Cheney went all the way to the Supreme Court to defend his privacy. And when all else failed what he claimed was "executive privilege."

Then along came the question of archiving his communications —the way the law requires of the Executive Branch. Then —if you will—the particle became a wave. When the National Archives reminded our Vice President of his office's obligation to safeguard and submit information in keeping with a standing presidential order, the Vice President responded that his office was not “an entity within the executive branch” and as such was not bound by the order in question.

You see how it works? It's just like 'particle' or 'wave' —executive branch (when you need to claim privilege) —not executive branch (when some measure of accountability comes into question).

It's all how you look at it.

Some have tried to explain this fluctuating executive-ness by pointing out how the Vice President presides at the Senate, capable of casting a tie-breaking vote. Theorists within the OVP, however, point out that even this thinking is too static and concrete for their theoretical construct. The OVP would not comply with laws and regulations applying to the Senate and its members, either.

David Addington, the Vice President's Chief of Staff and former legal counsel testified before Congress just the other day (at least in my current understanding of the space time continuum) that "The Vice Presidency is a unique office that is neither a part of the executive branch nor a part of the legislative branch, but is attached by the Constitution to the latter."

He quoted this, in his testimony before the House Judiciary Committee, from a memo he had found, available in the public record (ironically enough) and written during the Kennedy administration to the office of then Vice President Johnson.

I looked it up and Addington's right; the 46 year old memo says exactly what he says it does. The memo very specifically points out —"The Vice Presidency performs functions in both the legislative branch (see article I, section 3 of the Constitution) and in the executive branch (see article II, and amendments XII and XXV, of the Constitution, and section 106 of title 3 of the United States Code)."

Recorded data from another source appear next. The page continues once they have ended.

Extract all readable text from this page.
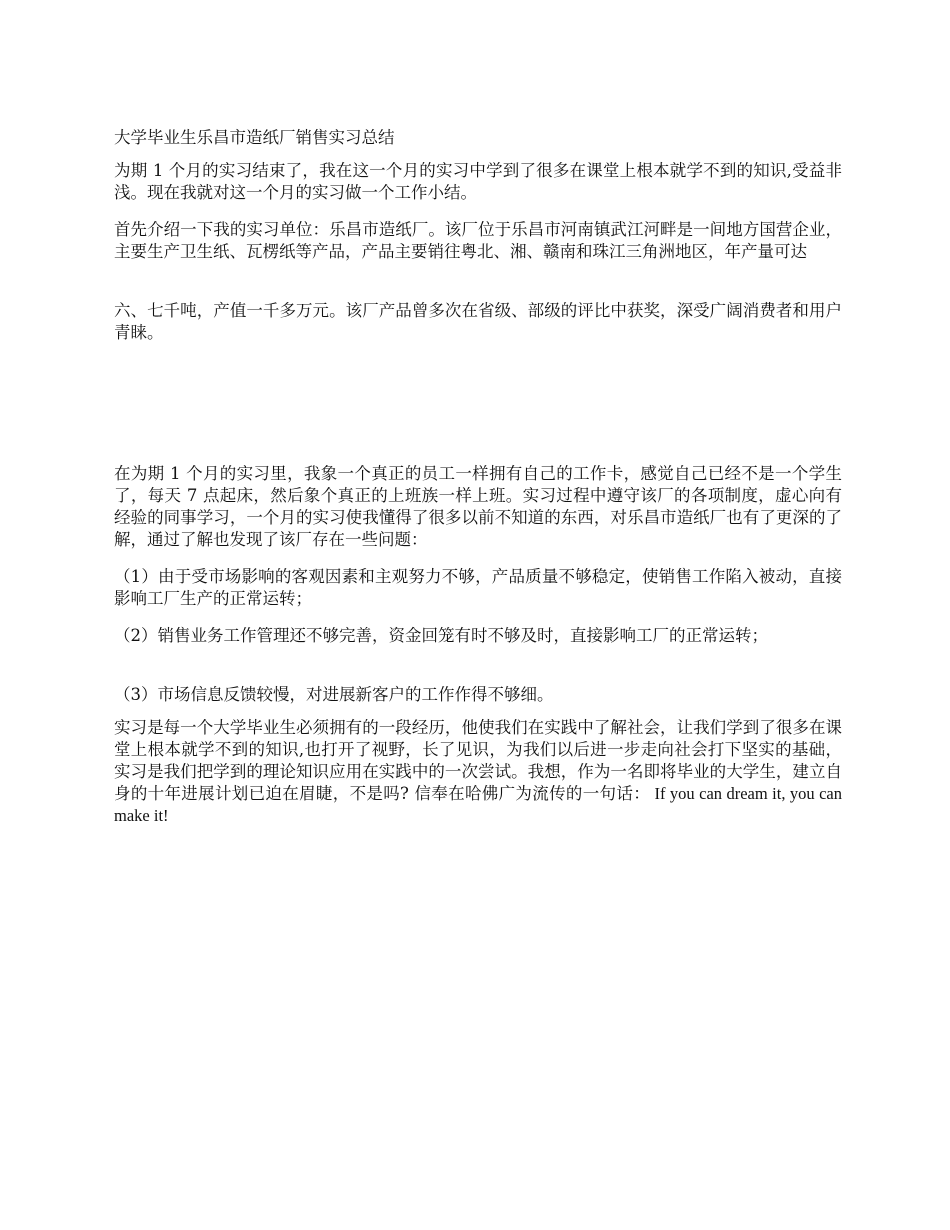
大学毕业生乐昌市造纸厂销售实习总结

为期 1 个月的实习结束了，我在这一个月的实习中学到了很多在课堂上根本就学不到的知识,受益非浅。现在我就对这一个月的实习做一个工作小结。

首先介绍一下我的实习单位：乐昌市造纸厂。该厂位于乐昌市河南镇武江河畔是一间地方国营企业，主要生产卫生纸、瓦楞纸等产品，产品主要销往粤北、湘、赣南和珠江三角洲地区，年产量可达

六、七千吨，产值一千多万元。该厂产品曾多次在省级、部级的评比中获奖，深受广阔消费者和用户青睐。

在为期 1 个月的实习里，我象一个真正的员工一样拥有自己的工作卡，感觉自己已经不是一个学生了，每天 7 点起床，然后象个真正的上班族一样上班。实习过程中遵守该厂的各项制度，虚心向有经验的同事学习，一个月的实习使我懂得了很多以前不知道的东西，对乐昌市造纸厂也有了更深的了解，通过了解也发现了该厂存在一些问题：

（1）由于受市场影响的客观因素和主观努力不够，产品质量不够稳定，使销售工作陷入被动，直接影响工厂生产的正常运转；

（2）销售业务工作管理还不够完善，资金回笼有时不够及时，直接影响工厂的正常运转；

（3）市场信息反馈较慢，对进展新客户的工作作得不够细。

实习是每一个大学毕业生必须拥有的一段经历，他使我们在实践中了解社会，让我们学到了很多在课堂上根本就学不到的知识,也打开了视野，长了见识，为我们以后进一步走向社会打下坚实的基础，实习是我们把学到的理论知识应用在实践中的一次尝试。我想，作为一名即将毕业的大学生，建立自身的十年进展计划已迫在眉睫，不是吗? 信奉在哈佛广为流传的一句话： If you can dream it, you can make it!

What I was unable to find, there or anywhere else, was the language that explains how —because the OVP "functions" in both branches —it should be bound by the Constitutional restraints of neither.

Some in Congress thought that particular aspect of theory might be explained with a more thorough examination of the concept "attached." Rep. Steve Cohen, D-Tenn., perhaps trying to fathom this odd paradigm, asked Mr. Addington if this "attachment" of the Vice Presidency was akin to some kind of Constitutional "barnacle."

"I don't consider the Constitution a barnacle," Addington said tersely, through somewhat clenched teeth, without offering further elaboration on the nature of this "attachment."

He seemed angry, annoyed, ill at ease —as if he was some tired and tested sentry who had stood a long watch over an imponderable mystery, one with an answer either unfathomably complex —or painfully obvious.

I guess it's all how you look at it.